Another strategy for coping with extreme dopamine cravings is based on a biological principle called hormesis, which asserts that a stressor or toxin that causes harm at high doses can actually cause a beneficial adaptive response at lower doses. (Think: “What doesn’t kill you makes you stronger.”) Hence, when you engage in limited amounts of mildly uncomfortable activities, such as cold plunges, cardiovascular exercise, or anxiety-provoking situations such as public speaking, you briefly stress your system; when the stress ends, you experience a healthy dopamine release, which encourages further engagement in healthy behaviors. 

Never before in human history have we had such easy access to extreme reward, be it through our phones, pornography, junk food, drugs, or shopping.
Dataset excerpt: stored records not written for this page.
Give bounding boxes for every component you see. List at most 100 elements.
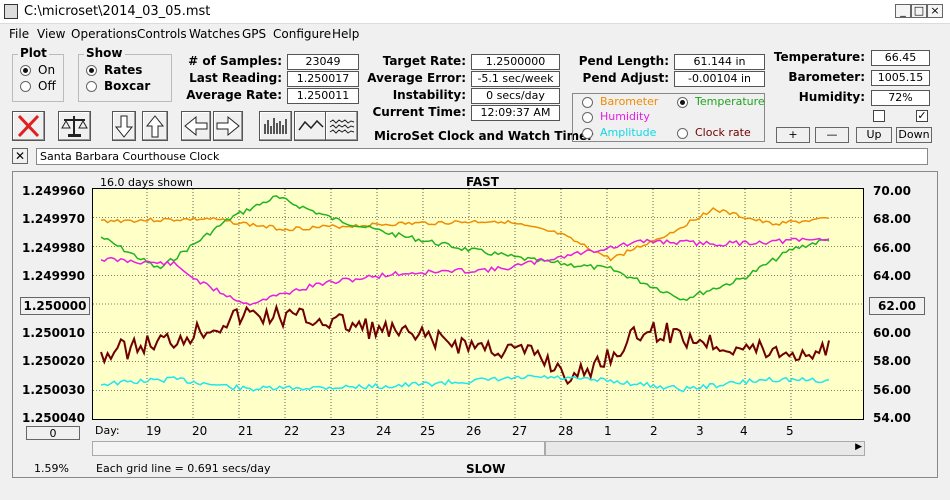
average-rate-label: Average Rate: xyxy=(186,88,282,102)
menu-watches[interactable]: Watches xyxy=(186,25,243,43)
amplitude-channel-label: Amplitude xyxy=(600,126,657,139)
menu-help[interactable]: Help xyxy=(329,25,362,43)
menu-operations[interactable]: Operations xyxy=(68,25,140,43)
humidity-field: 72% xyxy=(871,90,930,106)
clock-rate-radio[interactable] xyxy=(677,128,688,139)
plot-off-radio[interactable] xyxy=(20,81,31,92)
temperature-radio[interactable] xyxy=(677,97,688,108)
maximize-button[interactable]: □ xyxy=(911,4,927,18)
down-button[interactable]: Down xyxy=(896,127,932,143)
scroll-value-button[interactable]: 0 xyxy=(26,426,80,440)
day-4: 4 xyxy=(740,424,748,438)
arrow-up-button[interactable] xyxy=(142,111,168,141)
r-tick-6: 60.00 xyxy=(873,326,911,340)
menu-bar: File View Operations Controls Watches GP… xyxy=(0,24,950,44)
arrow-right-button[interactable] xyxy=(213,111,243,141)
up-button[interactable]: Up xyxy=(856,127,892,143)
target-rate-label: Target Rate: xyxy=(382,54,466,68)
pend-adjust-field: -0.00104 in xyxy=(674,71,765,87)
pend-adjust-label: Pend Adjust: xyxy=(582,71,669,85)
humidity-radio[interactable] xyxy=(582,112,593,123)
minus-button[interactable]: — xyxy=(815,127,849,143)
noise-view-button[interactable] xyxy=(325,111,358,141)
day-5: 5 xyxy=(786,424,794,438)
amplitude-radio[interactable] xyxy=(582,128,593,139)
plot-on-radio[interactable] xyxy=(20,65,31,76)
barometer-radio[interactable] xyxy=(582,97,593,108)
day-27: 27 xyxy=(512,424,528,438)
r-tick-4: 64.00 xyxy=(873,269,911,283)
y-tick-7: 1.250020 xyxy=(21,354,85,368)
clock-rate-trace xyxy=(100,303,830,386)
arrow-left-icon xyxy=(184,115,208,137)
balance-button[interactable] xyxy=(58,111,91,141)
y-tick-3: 1.249980 xyxy=(21,241,85,255)
barometer-channel-label: Barometer xyxy=(600,95,659,108)
clock-name-field[interactable]: Santa Barbara Courthouse Clock xyxy=(36,148,928,165)
humidity-label: Humidity: xyxy=(798,90,865,104)
pend-length-field: 61.144 in xyxy=(674,54,765,70)
barometer-label: Barometer: xyxy=(788,70,865,84)
arrow-left-button[interactable] xyxy=(181,111,211,141)
menu-gps[interactable]: GPS xyxy=(239,25,269,43)
left-checkbox[interactable] xyxy=(873,110,885,122)
scroll-thumb[interactable] xyxy=(92,441,545,456)
day-26: 26 xyxy=(466,424,482,438)
percent-label: 1.59% xyxy=(34,462,69,475)
arrow-down-button[interactable] xyxy=(112,111,136,141)
y-tick-1: 1.249960 xyxy=(21,184,85,198)
current-time-label: Current Time: xyxy=(372,105,466,119)
plot-canvas xyxy=(93,189,863,419)
r-tick-7: 58.00 xyxy=(873,354,911,368)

With such readily available opportunities for comfort, it should come as no surprise that so many young people have such high rates of anxiety and depression. 

A recent column by the journalist David Brooks made me see the dopamine seesaw through a different lens. In his essay “We’re Living Through the Great Detachment,” Brooks suggests that with decreasing attendance at places of worship and community groups, fewer marriages, and fewer romantic relationships — particularly among youth — there is a loss of love. He goes on to say, “Love is the most powerful energy source known to humans.” Love is so powerful and motivating, Brooks writes, that it makes you “want to care for and serve the thing you love. Your love is propelling you this way or that. You want communion with the thing you love.” In other words, love creates a powerful and stable reward system in the brain. Dramatic highs and lows are seductive stuff, but gentle and enduring love — for people, for work, for hobbies, for a higher power — is a happier and ultimately more sustaining approach. 

I am reminded of a limerick that my friend, neurologist and psychiatrist Barry Fogel, wrote about dopamine and oxytocin (a neurotransmitter that modulates attachment, empathy, and the feeling of safety in relationships):

 

A captain remarked to his bosun,

He’d had ladies all over the ocean.

Now for babies and wife,

He’d reordered his life.

Then dopamine, now oxytocin.

 

Intense dopamine hits sure do feel good. But perhaps the enduring love and human connection that people experience in healthy relationships, family, the 12-step fellowship, and a supportive community feel even better.